Food supplies less robust
Indeed, India’s rice stocks at the moment – 33 million metric tonnes – are the highest they’ve been at this time of the year since at least 2016, according to data from the Food Corporation of India (FCI), which procures food from farmers on behalf of the government for the public distribution system (PDS).
La Niña conditions – cool ocean surface temperatures in the eastern equatorial Pacific – are expected to prevail from June through September, India’s monsoon season. This should also help improve the country’s rice yield, said Kelly Goughary, a senior research analyst at Gro Intelligence, a US agriculture consulting group. India had produced a record 129.7 million metric tonnes of rice last year, also under La Niña, she said.
But India’s food supplies look less robust when the sharp fall in wheat production this year – which prompted the export ban – is taken into account. Together, rice and wheat stocks with the FCI at the start of June were the lowest since 2017.

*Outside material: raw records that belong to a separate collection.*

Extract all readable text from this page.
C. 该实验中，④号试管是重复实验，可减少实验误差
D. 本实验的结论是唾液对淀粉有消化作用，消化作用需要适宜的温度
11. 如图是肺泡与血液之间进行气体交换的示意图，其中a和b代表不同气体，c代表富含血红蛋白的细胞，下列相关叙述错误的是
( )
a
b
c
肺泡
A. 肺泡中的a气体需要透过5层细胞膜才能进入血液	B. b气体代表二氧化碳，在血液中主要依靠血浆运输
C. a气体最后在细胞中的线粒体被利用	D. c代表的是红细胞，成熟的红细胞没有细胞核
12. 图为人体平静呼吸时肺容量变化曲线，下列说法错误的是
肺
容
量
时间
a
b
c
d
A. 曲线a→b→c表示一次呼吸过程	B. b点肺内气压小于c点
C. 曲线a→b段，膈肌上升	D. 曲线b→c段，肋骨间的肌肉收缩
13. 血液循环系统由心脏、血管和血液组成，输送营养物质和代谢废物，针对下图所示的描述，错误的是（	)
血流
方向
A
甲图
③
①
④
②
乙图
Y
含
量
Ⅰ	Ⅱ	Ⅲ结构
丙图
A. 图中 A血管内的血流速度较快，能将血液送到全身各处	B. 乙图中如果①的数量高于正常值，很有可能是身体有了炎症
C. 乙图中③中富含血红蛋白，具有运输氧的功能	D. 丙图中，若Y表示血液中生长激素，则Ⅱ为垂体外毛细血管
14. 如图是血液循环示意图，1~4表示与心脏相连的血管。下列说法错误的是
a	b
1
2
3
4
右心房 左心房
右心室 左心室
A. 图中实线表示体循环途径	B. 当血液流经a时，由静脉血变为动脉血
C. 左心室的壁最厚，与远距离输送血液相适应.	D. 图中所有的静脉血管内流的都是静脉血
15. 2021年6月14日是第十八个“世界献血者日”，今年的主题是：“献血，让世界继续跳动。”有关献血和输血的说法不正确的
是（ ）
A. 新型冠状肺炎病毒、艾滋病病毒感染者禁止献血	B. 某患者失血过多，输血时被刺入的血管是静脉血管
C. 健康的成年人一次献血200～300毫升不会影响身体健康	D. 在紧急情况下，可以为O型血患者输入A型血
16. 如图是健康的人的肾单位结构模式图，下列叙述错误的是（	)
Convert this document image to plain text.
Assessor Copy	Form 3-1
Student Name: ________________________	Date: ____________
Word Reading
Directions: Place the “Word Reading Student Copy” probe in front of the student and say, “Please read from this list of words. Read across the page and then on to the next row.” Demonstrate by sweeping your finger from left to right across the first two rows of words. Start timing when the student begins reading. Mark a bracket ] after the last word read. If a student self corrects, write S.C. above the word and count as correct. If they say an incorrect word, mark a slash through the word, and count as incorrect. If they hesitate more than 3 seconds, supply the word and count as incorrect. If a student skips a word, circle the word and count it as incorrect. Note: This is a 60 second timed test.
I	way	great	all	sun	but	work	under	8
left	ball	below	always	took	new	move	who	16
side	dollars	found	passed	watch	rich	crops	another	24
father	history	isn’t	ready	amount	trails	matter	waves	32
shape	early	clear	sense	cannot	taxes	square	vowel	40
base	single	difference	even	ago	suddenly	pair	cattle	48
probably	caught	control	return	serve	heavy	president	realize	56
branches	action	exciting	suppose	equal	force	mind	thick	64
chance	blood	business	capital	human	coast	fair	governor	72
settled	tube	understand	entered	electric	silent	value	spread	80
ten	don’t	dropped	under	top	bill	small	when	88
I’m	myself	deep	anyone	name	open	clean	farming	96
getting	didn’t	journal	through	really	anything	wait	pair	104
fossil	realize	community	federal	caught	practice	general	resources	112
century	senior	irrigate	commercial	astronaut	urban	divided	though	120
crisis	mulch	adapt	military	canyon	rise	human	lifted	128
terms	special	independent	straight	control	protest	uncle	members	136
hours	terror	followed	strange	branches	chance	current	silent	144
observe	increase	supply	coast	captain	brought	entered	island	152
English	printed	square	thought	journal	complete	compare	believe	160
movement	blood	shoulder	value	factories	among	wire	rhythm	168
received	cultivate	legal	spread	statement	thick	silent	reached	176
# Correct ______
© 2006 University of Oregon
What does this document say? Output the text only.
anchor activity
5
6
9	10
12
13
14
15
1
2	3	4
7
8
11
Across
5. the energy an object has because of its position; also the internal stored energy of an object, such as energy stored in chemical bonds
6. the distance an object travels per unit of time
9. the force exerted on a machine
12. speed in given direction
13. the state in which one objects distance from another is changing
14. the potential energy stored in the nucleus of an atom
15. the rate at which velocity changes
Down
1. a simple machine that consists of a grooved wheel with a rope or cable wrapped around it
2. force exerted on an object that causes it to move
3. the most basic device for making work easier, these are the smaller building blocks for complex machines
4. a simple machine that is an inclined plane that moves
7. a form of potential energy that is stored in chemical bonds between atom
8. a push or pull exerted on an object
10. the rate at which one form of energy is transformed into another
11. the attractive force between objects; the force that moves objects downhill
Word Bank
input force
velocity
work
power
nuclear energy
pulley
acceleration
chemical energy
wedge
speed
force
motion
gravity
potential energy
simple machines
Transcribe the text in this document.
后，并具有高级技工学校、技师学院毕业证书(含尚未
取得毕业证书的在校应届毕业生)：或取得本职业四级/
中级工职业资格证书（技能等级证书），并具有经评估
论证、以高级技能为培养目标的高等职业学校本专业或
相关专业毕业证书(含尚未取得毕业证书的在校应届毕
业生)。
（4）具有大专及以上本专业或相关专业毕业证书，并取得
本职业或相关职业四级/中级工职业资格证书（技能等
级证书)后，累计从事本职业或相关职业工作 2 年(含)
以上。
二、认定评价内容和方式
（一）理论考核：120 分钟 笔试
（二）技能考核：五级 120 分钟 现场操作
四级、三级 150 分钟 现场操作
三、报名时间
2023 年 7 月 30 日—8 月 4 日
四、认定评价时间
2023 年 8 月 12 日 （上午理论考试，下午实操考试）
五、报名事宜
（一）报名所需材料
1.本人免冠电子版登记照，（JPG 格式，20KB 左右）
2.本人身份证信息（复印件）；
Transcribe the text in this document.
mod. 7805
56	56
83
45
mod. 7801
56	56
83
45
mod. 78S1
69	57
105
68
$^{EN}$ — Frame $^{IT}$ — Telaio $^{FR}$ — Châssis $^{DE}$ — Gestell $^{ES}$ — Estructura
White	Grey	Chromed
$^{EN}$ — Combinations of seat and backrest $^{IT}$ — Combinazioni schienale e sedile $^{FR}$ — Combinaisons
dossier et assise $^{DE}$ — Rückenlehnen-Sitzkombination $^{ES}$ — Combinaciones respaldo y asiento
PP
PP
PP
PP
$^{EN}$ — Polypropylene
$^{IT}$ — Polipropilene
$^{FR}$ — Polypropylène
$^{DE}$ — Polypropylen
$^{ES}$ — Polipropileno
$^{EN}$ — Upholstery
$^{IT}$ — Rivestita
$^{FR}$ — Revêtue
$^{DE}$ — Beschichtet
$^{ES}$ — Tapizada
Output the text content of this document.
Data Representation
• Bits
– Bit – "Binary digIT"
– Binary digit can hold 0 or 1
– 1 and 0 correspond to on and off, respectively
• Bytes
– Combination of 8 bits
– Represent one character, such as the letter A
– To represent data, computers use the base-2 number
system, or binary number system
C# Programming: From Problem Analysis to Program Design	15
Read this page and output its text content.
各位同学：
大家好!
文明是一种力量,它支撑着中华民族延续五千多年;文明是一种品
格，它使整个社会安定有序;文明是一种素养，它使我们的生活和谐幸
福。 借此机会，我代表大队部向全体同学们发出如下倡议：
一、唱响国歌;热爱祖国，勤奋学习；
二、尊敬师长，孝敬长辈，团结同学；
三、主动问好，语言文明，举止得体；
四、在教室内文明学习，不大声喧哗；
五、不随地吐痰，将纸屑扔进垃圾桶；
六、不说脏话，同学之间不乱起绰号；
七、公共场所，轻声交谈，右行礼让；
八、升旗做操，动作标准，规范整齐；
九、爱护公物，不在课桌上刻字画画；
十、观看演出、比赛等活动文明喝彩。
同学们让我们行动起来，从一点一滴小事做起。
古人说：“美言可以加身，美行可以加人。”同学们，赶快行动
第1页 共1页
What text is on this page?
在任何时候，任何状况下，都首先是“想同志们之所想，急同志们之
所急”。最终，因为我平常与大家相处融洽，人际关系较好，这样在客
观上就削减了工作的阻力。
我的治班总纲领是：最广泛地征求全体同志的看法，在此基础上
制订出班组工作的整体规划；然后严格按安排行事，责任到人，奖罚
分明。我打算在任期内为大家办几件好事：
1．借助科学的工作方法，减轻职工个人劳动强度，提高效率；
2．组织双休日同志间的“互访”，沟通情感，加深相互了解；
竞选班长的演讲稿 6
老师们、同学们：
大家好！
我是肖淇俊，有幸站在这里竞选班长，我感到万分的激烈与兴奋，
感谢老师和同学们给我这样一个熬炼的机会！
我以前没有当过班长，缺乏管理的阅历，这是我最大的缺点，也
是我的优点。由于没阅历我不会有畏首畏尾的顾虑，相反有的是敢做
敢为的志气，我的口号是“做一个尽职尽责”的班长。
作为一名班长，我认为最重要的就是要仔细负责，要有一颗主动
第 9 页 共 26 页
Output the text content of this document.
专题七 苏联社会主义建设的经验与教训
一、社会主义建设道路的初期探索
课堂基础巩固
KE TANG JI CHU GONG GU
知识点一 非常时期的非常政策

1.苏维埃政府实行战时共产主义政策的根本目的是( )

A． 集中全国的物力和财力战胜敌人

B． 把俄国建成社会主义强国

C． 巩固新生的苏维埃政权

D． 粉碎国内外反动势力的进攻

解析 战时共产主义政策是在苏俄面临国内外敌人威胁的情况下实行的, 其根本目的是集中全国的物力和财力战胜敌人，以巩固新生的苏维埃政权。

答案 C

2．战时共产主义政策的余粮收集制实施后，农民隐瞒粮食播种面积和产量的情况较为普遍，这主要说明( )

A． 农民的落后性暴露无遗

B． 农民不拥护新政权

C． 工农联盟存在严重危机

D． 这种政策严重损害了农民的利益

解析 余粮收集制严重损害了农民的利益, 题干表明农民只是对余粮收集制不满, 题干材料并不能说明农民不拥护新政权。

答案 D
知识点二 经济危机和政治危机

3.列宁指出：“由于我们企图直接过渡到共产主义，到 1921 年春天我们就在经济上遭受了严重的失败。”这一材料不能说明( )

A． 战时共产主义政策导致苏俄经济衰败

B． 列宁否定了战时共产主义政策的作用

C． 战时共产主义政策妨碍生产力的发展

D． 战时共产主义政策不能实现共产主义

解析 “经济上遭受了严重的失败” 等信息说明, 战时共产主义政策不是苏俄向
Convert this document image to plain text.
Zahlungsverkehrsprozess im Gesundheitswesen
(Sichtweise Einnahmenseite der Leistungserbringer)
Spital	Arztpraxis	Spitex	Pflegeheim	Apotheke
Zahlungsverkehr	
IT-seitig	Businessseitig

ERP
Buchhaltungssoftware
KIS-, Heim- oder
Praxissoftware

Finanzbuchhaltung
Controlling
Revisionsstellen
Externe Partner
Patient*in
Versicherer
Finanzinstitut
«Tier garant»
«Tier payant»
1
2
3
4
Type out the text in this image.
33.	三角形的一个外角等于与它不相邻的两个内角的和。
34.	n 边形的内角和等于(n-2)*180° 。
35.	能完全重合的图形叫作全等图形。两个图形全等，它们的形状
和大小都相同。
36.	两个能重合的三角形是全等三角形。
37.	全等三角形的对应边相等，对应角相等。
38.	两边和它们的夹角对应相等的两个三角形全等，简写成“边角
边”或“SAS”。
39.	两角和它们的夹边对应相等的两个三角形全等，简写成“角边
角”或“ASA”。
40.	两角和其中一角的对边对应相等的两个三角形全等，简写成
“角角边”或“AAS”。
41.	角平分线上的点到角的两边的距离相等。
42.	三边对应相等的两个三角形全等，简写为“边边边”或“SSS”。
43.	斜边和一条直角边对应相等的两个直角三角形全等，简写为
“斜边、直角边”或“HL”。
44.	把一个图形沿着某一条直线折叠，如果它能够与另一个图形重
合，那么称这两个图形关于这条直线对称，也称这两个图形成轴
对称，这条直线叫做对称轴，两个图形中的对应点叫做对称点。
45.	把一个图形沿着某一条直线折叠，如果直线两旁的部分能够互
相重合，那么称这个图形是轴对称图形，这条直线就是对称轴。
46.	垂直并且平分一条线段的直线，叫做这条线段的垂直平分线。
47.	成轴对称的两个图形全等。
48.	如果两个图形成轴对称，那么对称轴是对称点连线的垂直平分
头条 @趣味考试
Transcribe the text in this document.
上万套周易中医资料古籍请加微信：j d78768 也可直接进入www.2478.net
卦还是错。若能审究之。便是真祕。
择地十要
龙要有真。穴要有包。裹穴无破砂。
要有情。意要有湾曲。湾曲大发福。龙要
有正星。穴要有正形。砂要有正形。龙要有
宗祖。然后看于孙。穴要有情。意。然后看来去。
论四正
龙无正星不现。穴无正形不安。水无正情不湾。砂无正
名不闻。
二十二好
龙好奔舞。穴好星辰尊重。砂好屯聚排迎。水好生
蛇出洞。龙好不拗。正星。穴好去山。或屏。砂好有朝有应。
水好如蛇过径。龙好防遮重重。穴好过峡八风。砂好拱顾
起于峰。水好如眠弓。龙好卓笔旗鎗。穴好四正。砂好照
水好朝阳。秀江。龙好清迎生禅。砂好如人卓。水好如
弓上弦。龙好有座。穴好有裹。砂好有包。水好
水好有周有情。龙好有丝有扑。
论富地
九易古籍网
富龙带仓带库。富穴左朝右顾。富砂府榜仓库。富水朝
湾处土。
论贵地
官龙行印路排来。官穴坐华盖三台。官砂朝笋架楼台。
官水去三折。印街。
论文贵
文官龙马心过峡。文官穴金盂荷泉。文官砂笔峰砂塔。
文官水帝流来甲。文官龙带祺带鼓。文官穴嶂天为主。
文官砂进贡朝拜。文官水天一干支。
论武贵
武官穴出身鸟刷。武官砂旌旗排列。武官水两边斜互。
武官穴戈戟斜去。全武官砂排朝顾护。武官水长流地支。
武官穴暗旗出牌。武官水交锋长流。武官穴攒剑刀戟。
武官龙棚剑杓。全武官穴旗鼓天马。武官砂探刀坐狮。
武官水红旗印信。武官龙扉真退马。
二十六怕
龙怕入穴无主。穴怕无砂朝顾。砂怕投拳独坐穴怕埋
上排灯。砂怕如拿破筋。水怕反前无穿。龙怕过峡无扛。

India’s PDS provides subsidised food to 800 million people. Already, some states have started offering more rice to cover for the wheat shortfall, said Dipa Sinha, a development economist at New Delhi’s Ambedkar University who is part of the Right to Food Campaign, a network of food security initiatives. “This will definitely impact the amount of rice that’s available for exports,” Sinha told Al Jazeera.
Sinha is also sceptical about the accuracy of the methods used by the Indian government for yield forecasts. The government had predicted a better wheat harvest than last year – far removed from the actual output. “That’s a cause for worry because we simply cannot afford a repeat with rice,” she said. “I’m hoping they’ve learned their lessons.”
A ban will hurt food-insecure nations most
India’s hopes for a strong yield from the current rice-growing season – the harvest is due in October and November – hinge on predictions of a good monsoon. “It would be perfectly natural for India to revise its estimates if those conditions change,” said Dorosh.
If India were to decide that it needs to curtail exports to ensure there’s enough food for its own population, it might well choose different approaches to basmati rice – the fragrant, long-grained variety that’s more expensive – and the rest, said Dorosh. Basmati rice is predominantly imported by countries in the Middle East, but because of the cost, is not the staple for most Indians. The PDS system relies on non-basmati rice.
In 2008, India had banned the export of non-basmati rice to tame rising inflation – while allowing the basmati variety to go overseas. The ban was lifted only in 2010. Once again, costs in India are soaring, with the wholesale price inflation rate touching nearly 15.9 percent in May, well above market forecasts.
But a ban on the export of non-basmati rice would affect food-insecure African nations the worst, since they are its biggest importers, said experts. “Any significant shortfall in India’s rice production could worsen an already complicated global food security outlook,” Goughary of Gro Intelligence told Al Jazeera.
China, which after several years has finally green-lit imports from multiple Indian facilities, also buys non-basmati rice, primarily for manufacturing noodles, rice wine and animal feed, said Kaul of the exporters association. That allows China, the world’s biggest producer of rice, to use its own yield for its domestic food consumption – a luxury it might not have if India cuts off rice supplies.
Dorosh fears any export restrictions won’t end with India. “I’m concerned that could set off a chain reaction with others doing something similar to protect their domestic markets,” he said. Indonesia temporarily banned the export of palm oil earlier this year after the war in Ukraine blocked supplies of sunflower oil from the edible oils market.
Akwai, the student, said he doesn’t want to even contemplate a scenario without rice. “It’s what we eat in practically every meal,” he said to Al Jazeera, describing rice as a “bond” between India and Ghana. “I would like to believe that India won’t break it.”